As such, resisting just one more episode is impossible, as you’ll need to know if she makes it, how she makes it, why she escapes and what happens next, all at once.  This is multiplied by the privileged glimpse into a deeply religious world that is hidden from most of us; the wedding scene in particular is documentary-like in its setting out of customs for us to witness.  While voyeuristic, there isn’t a sense of condemning what we see.  We are simply able to view it, and the characters’ responses to it, in the frame of Unorthodox’s sociological storytelling.  Marriage is crucial in Esty’s community, as procreation is seen as its primary purpose, their drive to repopulate a historical hangover from the Holocaust (which I inadvertently foreshadowed in my self-pitying introduction).  Affection and sexual enjoyment are therefore fairly low down the marital agenda, far behind taking the bins out and weeing with the door open.
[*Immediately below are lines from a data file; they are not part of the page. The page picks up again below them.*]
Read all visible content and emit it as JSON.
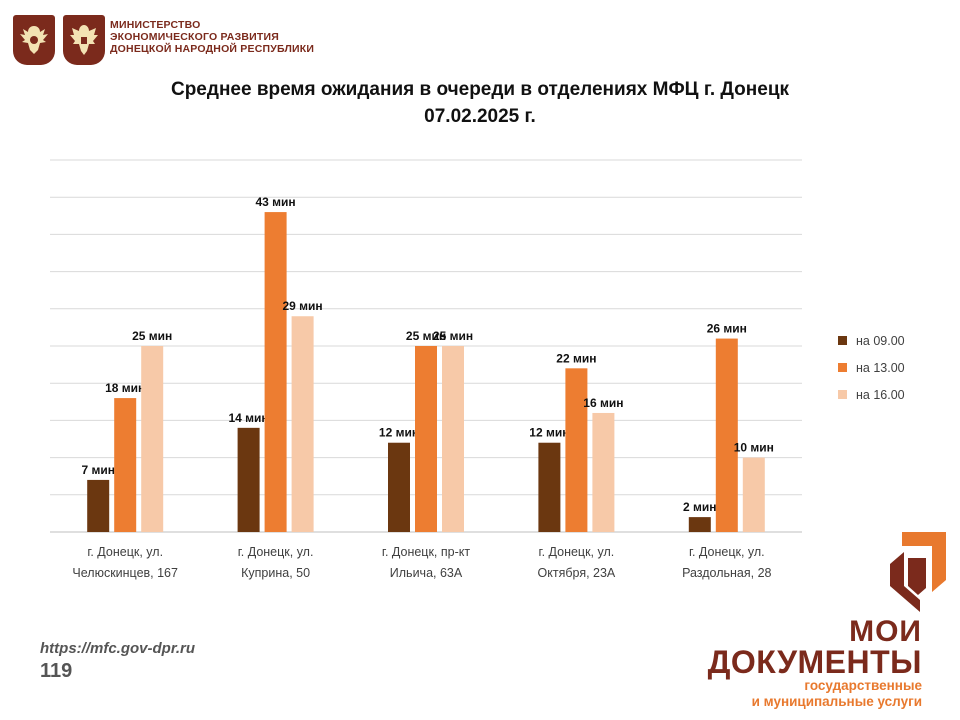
{
  "header": {
    "ministry_lines": [
      "МИНИСТЕРСТВО",
      "ЭКОНОМИЧЕСКОГО РАЗВИТИЯ",
      "ДОНЕЦКОЙ НАРОДНОЙ РЕСПУБЛИКИ"
    ]
  },
  "chart_data": {
    "type": "bar",
    "title": "Среднее время ожидания в очереди в отделениях МФЦ г. Донецк",
    "subtitle": "07.02.2025 г.",
    "categories": [
      [
        "г. Донецк, ул.",
        "Челюскинцев, 167"
      ],
      [
        "г. Донецк, ул.",
        "Куприна, 50"
      ],
      [
        "г. Донецк, пр-кт",
        "Ильича, 63А"
      ],
      [
        "г. Донецк, ул.",
        "Октября, 23А"
      ],
      [
        "г. Донецк, ул.",
        "Раздольная, 28"
      ]
    ],
    "series": [
      {
        "name": "на 09.00",
        "color": "#6b3710",
        "values": [
          7,
          14,
          12,
          12,
          2
        ]
      },
      {
        "name": "на 13.00",
        "color": "#ed7d31",
        "values": [
          18,
          43,
          25,
          22,
          26
        ]
      },
      {
        "name": "на 16.00",
        "color": "#f7c9a8",
        "values": [
          25,
          29,
          25,
          16,
          10
        ]
      }
    ],
    "value_suffix": " мин",
    "ylim": [
      0,
      50
    ],
    "grid": true,
    "legend_position": "right"
  },
  "footer": {
    "url": "https://mfc.gov-dpr.ru",
    "page": "119"
  },
  "logo": {
    "line1": "МОИ",
    "line2": "ДОКУМЕНТЫ",
    "sub1": "государственные",
    "sub2": "и муниципальные услуги"
  },
  "colors": {
    "brand": "#7b2a1c",
    "accent": "#ed7d31"
  }
}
Meanwhile, in Berlin, Esty is confronted by the fact that the aftermath of genocide, rather than leading to a life-defining duty, is more practically incorporated into daily life as a part of history and geography.  The Berlin scenes rely slightly too much on happenstance to take Esty’s journey forward, her leeching on to a multinational group of idealistic young musicians being met with enthusiastic adoption when surely most people would ask a hanger on to get lost – maybe that’s just the London in me.

In conclusion, Unorthodox offers compelling drama and an eye-opening insight into a community and their practices that you might not know much about.  I now want all my dramas to be set in devout sects, for the hats alone.  But I warn you, set aside sufficient time to get through the whole thing, as you won’t be able to stop after just one episode.  This should be fine, though, as it’s not like we can go anywhere.  Maybe lockdown is our own orthodox lifestyle that we can’t escape from.